I enjoy a nice poached egg chopped up on top of buttered toast with a gentle sprinkling of salt and pepper. Poaching an egg has been a treat up until about a year or so ago because my poachers would never quite work right. You know, where you crack the egg into a little bowl that sits on top of a pot of water - but the water can't touch the bottom of the egg bowl. I would routinely screw this up somehow.
Deciding that going to a restaurant and paying $6 for toast and eggs was getting ridiculous, I went to YouTube and watched some famous guy explain it to me (Gordon Ramsay? Jamie Oliver? can't remember). Following the instructions carefully I made perfect poached eggs! The problem before was water was too hot so the egg wasn't wrapping around itself.
As I made my first successful poached egg and ate it with relish, I went to grab my phone to call my mom and tell her how I did it. She was never able to poach eggs in a pot of water either(because her water was too hot also) and here I found a solution! I remembered before getting to the phone that my mom has died and she doesn't really need the information any more.
Every time I make a poached egg I think about how YouTube has changed my life in terms of short, easy instructions on everyday things and how it could have maybe helped my mom.
When I was around 17 I had a job interview at the SPCA dealing with the animals. I was a bit afraid of dogs, but loved cats, and thought it might be a good way of seeing if I wanted to be a veterinarian. The job was clear across the city in an area I'd never seen before. My mom told my dad that he should take me to the interview and he refused. Why? His reasoning was that if I couldn't find the building then I didn't really want to work there. My mom was upset with him but didn't volunteer to drive me either.
So I checked out the bus maps (long before Google maps) and the city map and saw that I'd have to take a bus and then the train and then another bus. Or after the train I could cross the tracks on foot and possibly walk to the building. I got on the bus, then the train, got off at the right stop...and couldn't figure it out. I had forgotten which direction I'd need to turn and couldn't figure out how to cross the tracks on foot. I couldn't remember which bus to take to get across the tracks either. I ended up not showing up for the interview :(
I never forgot this and since then I have always taken myself to whatever location the day before. This way I could get the timing right and know what the building looked like.

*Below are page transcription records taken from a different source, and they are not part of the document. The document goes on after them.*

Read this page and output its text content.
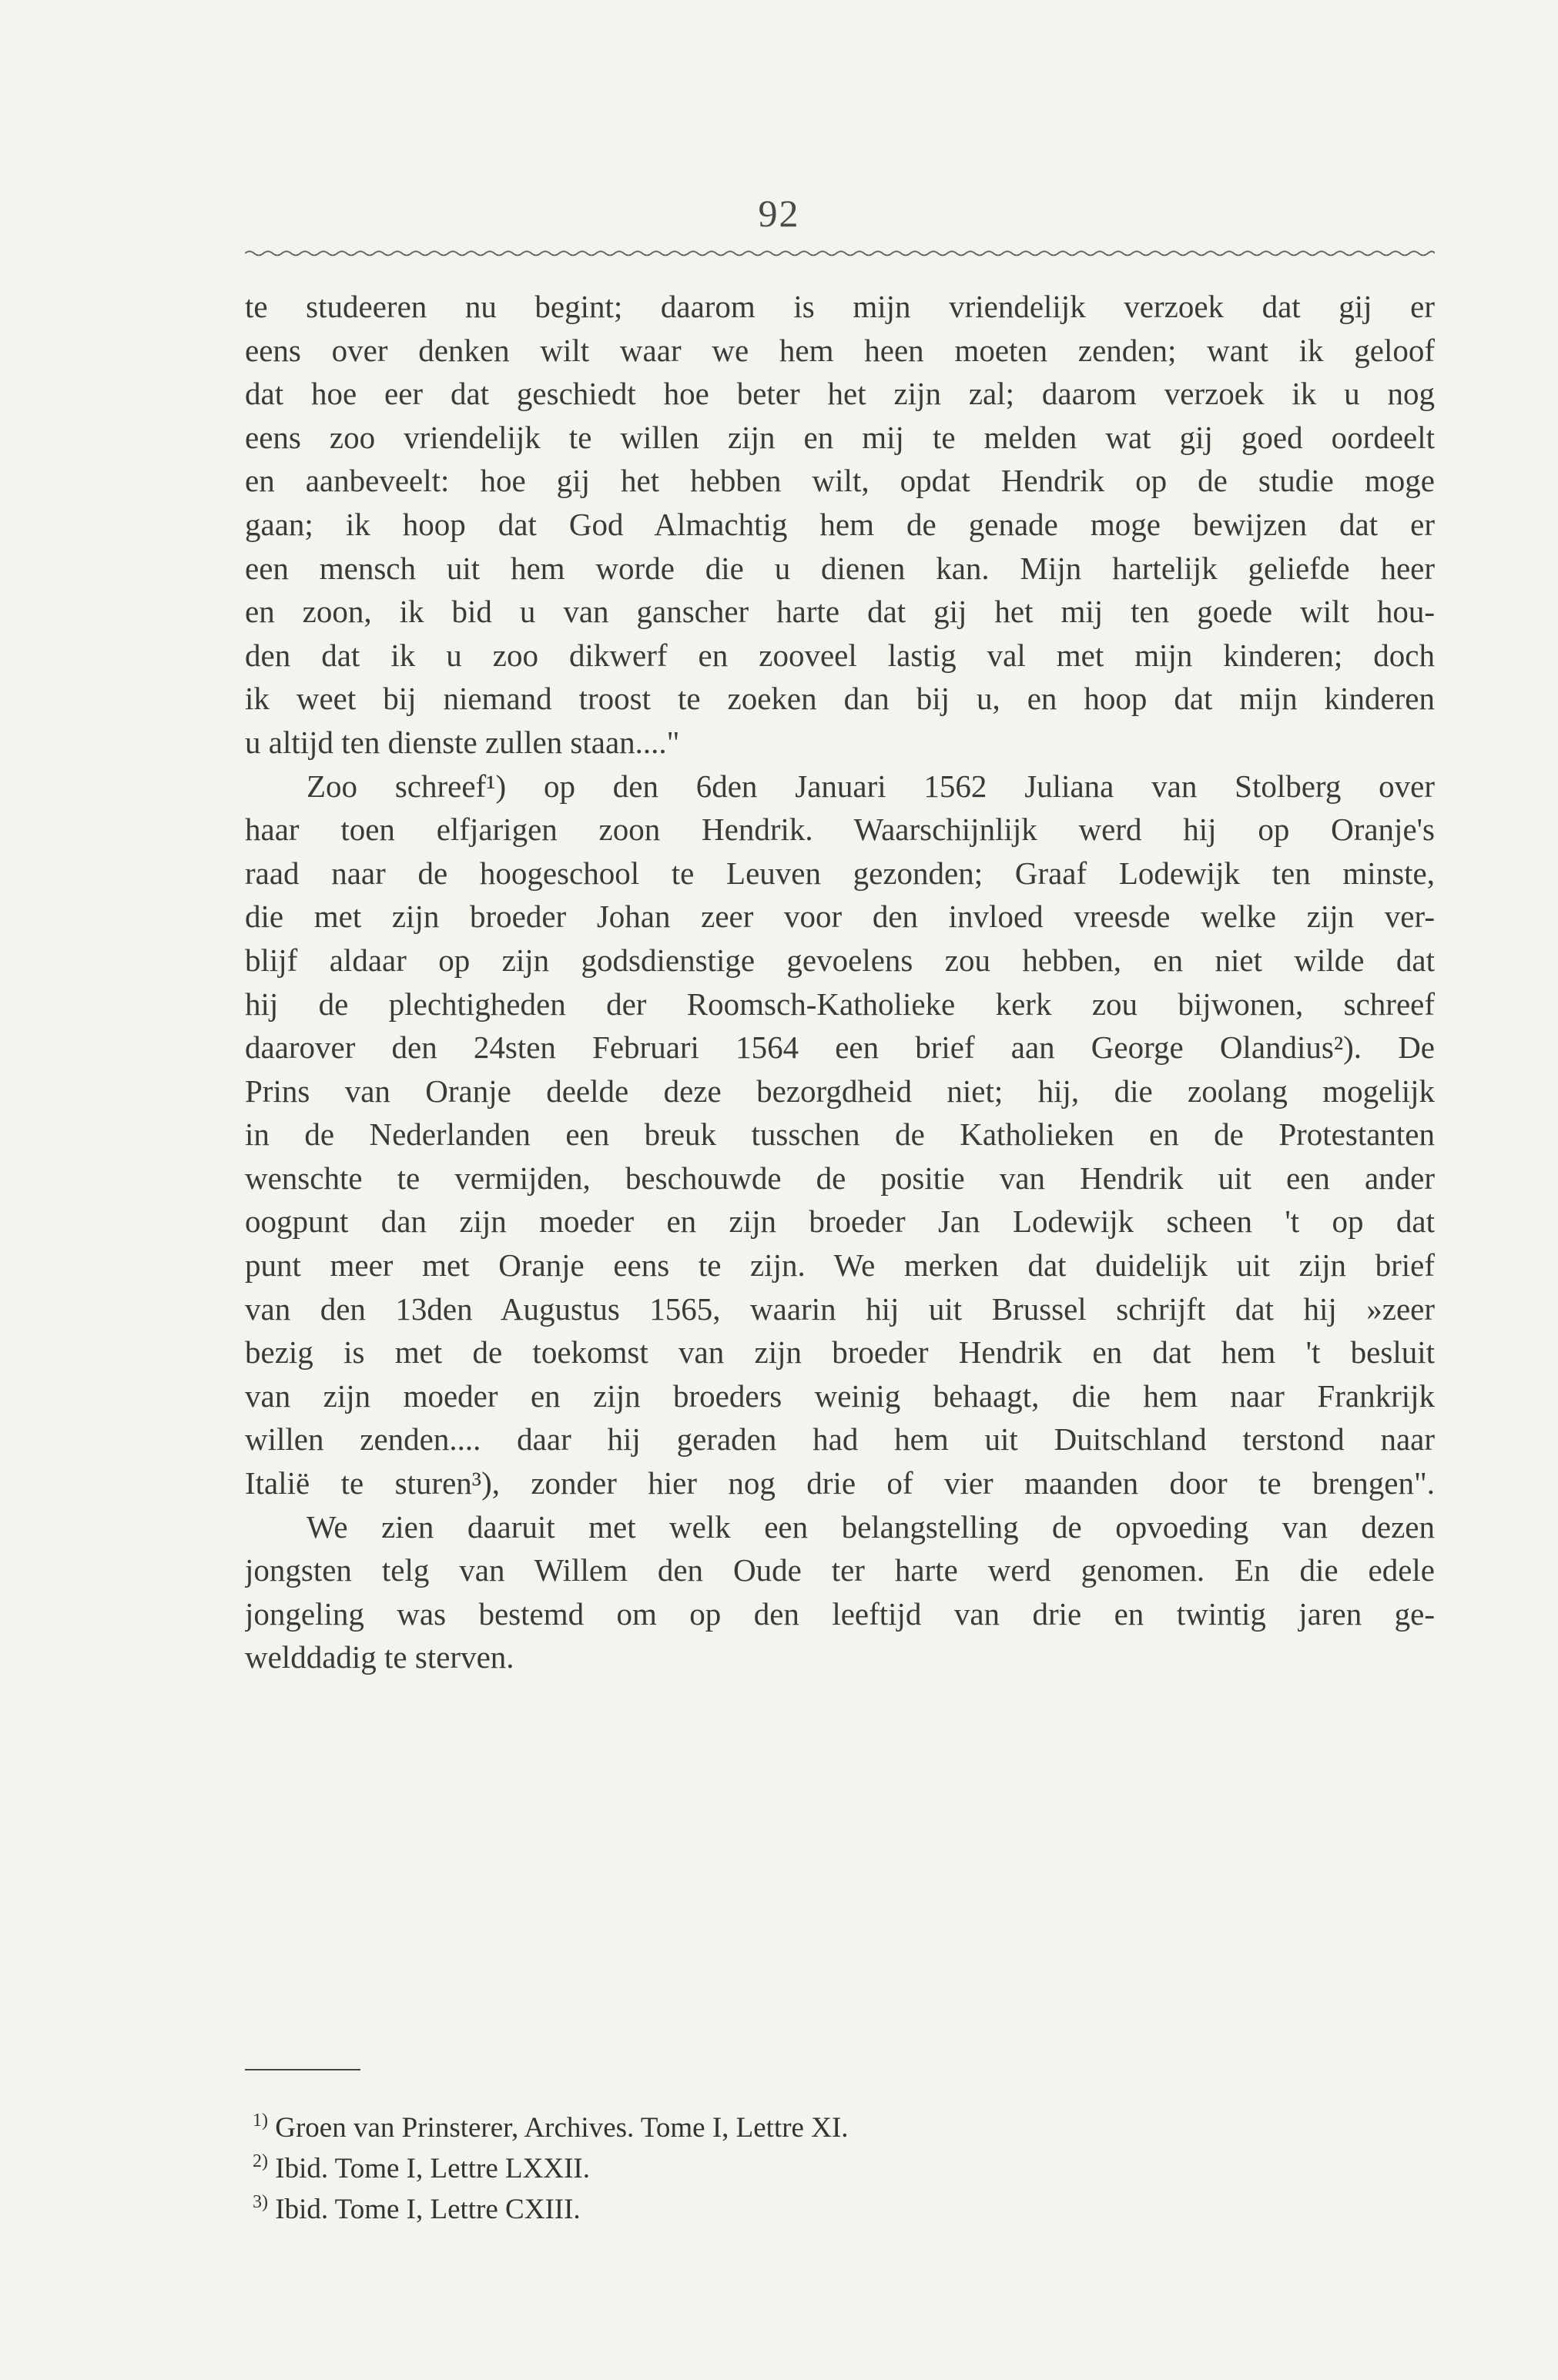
92
te studeeren nu begint; daarom is mijn vriendelijk verzoek dat gij er
eens over denken wilt waar we hem heen moeten zenden; want ik geloof
dat hoe eer dat geschiedt hoe beter het zijn zal; daarom verzoek ik u nog
eens zoo vriendelijk te willen zijn en mij te melden wat gij goed oordeelt
en aanbeveelt: hoe gij het hebben wilt, opdat Hendrik op de studie moge
gaan; ik hoop dat God Almachtig hem de genade moge bewijzen dat er
een mensch uit hem worde die u dienen kan. Mijn hartelijk geliefde heer
en zoon, ik bid u van ganscher harte dat gij het mij ten goede wilt hou-
den dat ik u zoo dikwerf en zooveel lastig val met mijn kinderen; doch
ik weet bij niemand troost te zoeken dan bij u, en hoop dat mijn kinderen
u altijd ten dienste zullen staan...."
Zoo schreef¹) op den 6den Januari 1562 Juliana van Stolberg over
haar toen elfjarigen zoon Hendrik. Waarschijnlijk werd hij op Oranje's
raad naar de hoogeschool te Leuven gezonden; Graaf Lodewijk ten minste,
die met zijn broeder Johan zeer voor den invloed vreesde welke zijn ver-
blijf aldaar op zijn godsdienstige gevoelens zou hebben, en niet wilde dat
hij de plechtigheden der Roomsch-Katholieke kerk zou bijwonen, schreef
daarover den 24sten Februari 1564 een brief aan George Olandius²). De
Prins van Oranje deelde deze bezorgdheid niet; hij, die zoolang mogelijk
in de Nederlanden een breuk tusschen de Katholieken en de Protestanten
wenschte te vermijden, beschouwde de positie van Hendrik uit een ander
oogpunt dan zijn moeder en zijn broeder Jan Lodewijk scheen 't op dat
punt meer met Oranje eens te zijn. We merken dat duidelijk uit zijn brief
van den 13den Augustus 1565, waarin hij uit Brussel schrijft dat hij »zeer
bezig is met de toekomst van zijn broeder Hendrik en dat hem 't besluit
van zijn moeder en zijn broeders weinig behaagt, die hem naar Frankrijk
willen zenden.... daar hij geraden had hem uit Duitschland terstond naar
Italië te sturen³), zonder hier nog drie of vier maanden door te brengen".
We zien daaruit met welk een belangstelling de opvoeding van dezen
jongsten telg van Willem den Oude ter harte werd genomen. En die edele
jongeling was bestemd om op den leeftijd van drie en twintig jaren ge-
welddadig te sterven.
$^{1)}$ Groen van Prinsterer, Archives. Tome I, Lettre XI.
$^{2)}$ Ibid. Tome I, Lettre LXXII.
$^{3)}$ Ibid. Tome I, Lettre CXIII.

I went to a job interview today and goddammit if I didn't get in my own way first. I checked Google maps and saw where the building was. My interviewer gave me explicit instructions on how to get there. Google Street View wasn't available as it is a new development in a light industrial area.
What did I end up doing? Turning right instead of left, figuring out my mistake, driving in circles, using Google maps for directions (one minute away? HOW? Where the FUCK am I?), noticing the new development, tearing around the area (leaving a lot of tire rubber all over the place and worked my transmission hard), finding out the signage is tiny, and pulling in four minutes late. Luckily, my interviewer was wrapped up in something else so my tardiness went unnoticed. And the front area staff laughed a bit and said I passed the first test of finding the place.
Google maps and street view has made me lazy in checking out the area before an important meeting. Probably better to remember my dad and take myself to the location the day before.